Accelerometer Data Feature Extraction and Classification (X-Axis Only)
This Jupyter notebook focuses on feature extraction and classification using accelerometer data, specifically from the X-axis. The dataset includes readings from the X-axis for both training and testing sets, along with corresponding activity labels. The primary challenge lies in classifying activities based solely on X-axis data. Here's an enhanced overview:
Key Sections:
-
Data Loading: Accelerometer data from the X-axis is loaded from files (total_acc_x_train.txt and total_acc_x_test.txt).
-
Preprocessing: Two scaling techniques, Min-Max Scaler and Standard Scaler, are applied to normalize X-axis signals.
-
Feature Extraction: Fast Fourier Transform (FFT) is utilized to extract frequency domain features from X-axis accelerometer data.

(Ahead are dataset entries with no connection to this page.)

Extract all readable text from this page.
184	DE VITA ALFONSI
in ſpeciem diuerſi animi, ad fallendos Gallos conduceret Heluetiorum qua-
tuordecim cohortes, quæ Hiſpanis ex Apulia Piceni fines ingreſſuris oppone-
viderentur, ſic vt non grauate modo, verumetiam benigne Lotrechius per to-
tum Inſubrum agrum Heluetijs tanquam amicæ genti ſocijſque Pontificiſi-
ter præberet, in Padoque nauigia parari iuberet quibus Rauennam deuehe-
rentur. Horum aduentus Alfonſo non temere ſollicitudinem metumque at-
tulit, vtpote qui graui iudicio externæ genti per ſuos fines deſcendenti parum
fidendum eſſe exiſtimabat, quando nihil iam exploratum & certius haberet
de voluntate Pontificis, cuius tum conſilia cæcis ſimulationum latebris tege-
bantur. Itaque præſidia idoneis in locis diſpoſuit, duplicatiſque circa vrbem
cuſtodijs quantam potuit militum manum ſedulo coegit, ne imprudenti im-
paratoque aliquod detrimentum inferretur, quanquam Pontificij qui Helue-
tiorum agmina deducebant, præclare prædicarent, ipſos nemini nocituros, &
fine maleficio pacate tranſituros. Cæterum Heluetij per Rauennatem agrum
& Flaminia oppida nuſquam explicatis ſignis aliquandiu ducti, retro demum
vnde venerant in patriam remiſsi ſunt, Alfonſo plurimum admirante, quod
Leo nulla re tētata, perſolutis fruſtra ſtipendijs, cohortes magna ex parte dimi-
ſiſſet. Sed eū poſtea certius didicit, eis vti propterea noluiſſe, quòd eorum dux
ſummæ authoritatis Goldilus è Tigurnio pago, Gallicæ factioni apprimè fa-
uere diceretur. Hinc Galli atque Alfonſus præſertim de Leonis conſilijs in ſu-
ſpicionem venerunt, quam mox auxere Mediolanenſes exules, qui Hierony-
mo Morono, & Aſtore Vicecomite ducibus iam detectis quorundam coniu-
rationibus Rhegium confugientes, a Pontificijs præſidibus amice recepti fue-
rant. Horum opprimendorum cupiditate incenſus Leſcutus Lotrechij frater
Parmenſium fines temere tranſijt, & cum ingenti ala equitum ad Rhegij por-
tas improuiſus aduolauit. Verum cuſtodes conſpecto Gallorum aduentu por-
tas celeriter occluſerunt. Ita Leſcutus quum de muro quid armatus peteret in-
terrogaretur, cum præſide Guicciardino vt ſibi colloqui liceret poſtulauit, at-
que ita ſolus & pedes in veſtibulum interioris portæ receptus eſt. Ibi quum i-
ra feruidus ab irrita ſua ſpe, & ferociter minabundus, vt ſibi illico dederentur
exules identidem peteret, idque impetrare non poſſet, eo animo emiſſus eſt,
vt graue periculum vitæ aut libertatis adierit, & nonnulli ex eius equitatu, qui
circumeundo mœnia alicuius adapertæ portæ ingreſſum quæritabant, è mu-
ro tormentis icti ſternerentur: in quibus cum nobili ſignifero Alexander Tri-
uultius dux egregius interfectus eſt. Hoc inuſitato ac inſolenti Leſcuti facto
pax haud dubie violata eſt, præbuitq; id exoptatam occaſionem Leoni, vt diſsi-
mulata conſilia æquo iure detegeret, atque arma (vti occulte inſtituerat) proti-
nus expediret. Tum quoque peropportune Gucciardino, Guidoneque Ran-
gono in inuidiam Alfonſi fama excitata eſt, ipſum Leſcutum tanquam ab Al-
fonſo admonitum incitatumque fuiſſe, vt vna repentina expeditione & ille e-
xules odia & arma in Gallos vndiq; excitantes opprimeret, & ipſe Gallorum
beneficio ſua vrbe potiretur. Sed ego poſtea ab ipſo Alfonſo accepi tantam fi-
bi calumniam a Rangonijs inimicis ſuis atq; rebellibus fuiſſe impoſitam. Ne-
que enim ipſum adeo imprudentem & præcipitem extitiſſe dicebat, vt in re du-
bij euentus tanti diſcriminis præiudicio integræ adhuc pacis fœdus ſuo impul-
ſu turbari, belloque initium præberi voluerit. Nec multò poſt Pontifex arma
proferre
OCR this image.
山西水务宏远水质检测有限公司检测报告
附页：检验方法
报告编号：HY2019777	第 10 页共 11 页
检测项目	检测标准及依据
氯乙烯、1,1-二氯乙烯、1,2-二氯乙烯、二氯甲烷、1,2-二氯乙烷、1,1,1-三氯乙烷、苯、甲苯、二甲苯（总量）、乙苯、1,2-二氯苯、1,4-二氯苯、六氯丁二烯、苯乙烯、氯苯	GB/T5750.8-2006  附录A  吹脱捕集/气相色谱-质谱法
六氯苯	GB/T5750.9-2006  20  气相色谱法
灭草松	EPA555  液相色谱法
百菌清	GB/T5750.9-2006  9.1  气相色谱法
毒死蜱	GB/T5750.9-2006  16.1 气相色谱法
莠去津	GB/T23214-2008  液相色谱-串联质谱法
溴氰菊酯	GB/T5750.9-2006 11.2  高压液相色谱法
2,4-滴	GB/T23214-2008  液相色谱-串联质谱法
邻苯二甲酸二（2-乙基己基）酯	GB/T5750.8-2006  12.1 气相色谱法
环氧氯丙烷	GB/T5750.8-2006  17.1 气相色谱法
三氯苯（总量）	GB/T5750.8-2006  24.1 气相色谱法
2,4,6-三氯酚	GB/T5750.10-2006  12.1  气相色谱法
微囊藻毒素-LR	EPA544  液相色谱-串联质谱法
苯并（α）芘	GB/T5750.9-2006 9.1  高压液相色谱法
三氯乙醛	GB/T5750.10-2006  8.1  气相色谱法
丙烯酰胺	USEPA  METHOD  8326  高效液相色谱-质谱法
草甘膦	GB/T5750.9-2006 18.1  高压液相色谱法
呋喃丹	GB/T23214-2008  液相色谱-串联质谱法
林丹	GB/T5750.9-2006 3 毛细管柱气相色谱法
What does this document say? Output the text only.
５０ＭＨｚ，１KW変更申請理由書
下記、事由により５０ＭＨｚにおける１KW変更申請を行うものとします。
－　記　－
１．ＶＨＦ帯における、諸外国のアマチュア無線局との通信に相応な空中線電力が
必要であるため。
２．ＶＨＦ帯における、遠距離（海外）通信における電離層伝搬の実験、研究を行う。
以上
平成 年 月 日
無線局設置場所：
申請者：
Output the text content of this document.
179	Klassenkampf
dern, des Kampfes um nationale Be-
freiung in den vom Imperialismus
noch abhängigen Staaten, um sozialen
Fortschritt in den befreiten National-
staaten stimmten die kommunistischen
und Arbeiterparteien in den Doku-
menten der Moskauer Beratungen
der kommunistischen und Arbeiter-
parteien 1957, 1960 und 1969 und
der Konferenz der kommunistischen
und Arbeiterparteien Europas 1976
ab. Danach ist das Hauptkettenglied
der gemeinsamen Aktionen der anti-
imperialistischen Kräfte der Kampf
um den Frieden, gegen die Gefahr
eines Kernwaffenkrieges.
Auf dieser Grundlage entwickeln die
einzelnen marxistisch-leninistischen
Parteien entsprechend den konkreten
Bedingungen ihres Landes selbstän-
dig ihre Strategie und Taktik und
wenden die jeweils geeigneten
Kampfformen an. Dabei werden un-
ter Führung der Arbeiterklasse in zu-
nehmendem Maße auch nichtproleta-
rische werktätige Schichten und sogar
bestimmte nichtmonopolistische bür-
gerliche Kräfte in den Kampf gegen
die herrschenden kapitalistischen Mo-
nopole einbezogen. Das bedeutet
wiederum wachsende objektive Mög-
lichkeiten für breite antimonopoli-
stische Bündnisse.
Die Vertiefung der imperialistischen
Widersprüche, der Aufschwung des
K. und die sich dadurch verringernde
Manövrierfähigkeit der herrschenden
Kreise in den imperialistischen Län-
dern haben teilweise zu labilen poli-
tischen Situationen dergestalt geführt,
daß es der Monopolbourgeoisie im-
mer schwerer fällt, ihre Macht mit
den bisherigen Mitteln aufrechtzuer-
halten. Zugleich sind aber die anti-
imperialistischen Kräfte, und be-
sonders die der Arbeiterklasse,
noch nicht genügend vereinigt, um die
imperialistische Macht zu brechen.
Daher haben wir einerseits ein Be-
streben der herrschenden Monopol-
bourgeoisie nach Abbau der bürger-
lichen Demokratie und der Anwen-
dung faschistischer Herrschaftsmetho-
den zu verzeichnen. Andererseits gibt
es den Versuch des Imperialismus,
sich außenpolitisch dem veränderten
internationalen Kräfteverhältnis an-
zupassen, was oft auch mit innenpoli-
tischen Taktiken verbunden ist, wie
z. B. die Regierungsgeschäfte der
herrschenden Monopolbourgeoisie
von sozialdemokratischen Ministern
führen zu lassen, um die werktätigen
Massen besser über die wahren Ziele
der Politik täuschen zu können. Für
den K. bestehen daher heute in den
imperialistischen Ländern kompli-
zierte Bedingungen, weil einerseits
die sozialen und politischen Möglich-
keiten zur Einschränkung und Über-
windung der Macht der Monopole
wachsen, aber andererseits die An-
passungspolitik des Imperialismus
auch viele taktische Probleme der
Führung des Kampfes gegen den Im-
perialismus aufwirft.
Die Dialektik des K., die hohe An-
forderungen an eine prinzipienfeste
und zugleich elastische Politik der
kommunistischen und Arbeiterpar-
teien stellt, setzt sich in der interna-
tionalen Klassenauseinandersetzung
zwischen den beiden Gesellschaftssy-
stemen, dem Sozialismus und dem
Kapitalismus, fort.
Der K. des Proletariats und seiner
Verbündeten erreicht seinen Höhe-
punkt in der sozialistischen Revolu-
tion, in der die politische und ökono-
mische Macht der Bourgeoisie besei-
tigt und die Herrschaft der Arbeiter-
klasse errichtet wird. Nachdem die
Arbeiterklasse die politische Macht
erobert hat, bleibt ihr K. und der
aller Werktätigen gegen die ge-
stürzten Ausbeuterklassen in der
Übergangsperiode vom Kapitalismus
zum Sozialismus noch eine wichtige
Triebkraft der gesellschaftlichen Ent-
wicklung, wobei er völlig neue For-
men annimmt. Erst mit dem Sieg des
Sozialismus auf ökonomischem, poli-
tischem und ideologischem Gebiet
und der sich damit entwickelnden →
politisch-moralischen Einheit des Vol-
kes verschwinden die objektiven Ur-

Extracted features include average, variance, standard deviation, median absolute deviation, maximum, minimum, signal magnitude area, and energy measure.
-
Feature Selection: Various techniques, such as SelectKBest and SelectPercentile with chi-squared tests, are explored to optimize the dataset.
-
K-Nearest Neighbors (KNN) Classification: The KNN algorithm is employed for activity classification based on features derived solely from the X-axis. Visualizations illustrate accuracy scores for different parameter values.
Challenge: The exclusive use of X-axis accelerometer data poses a unique challenge, requiring the model to accurately classify activities based on this limited information.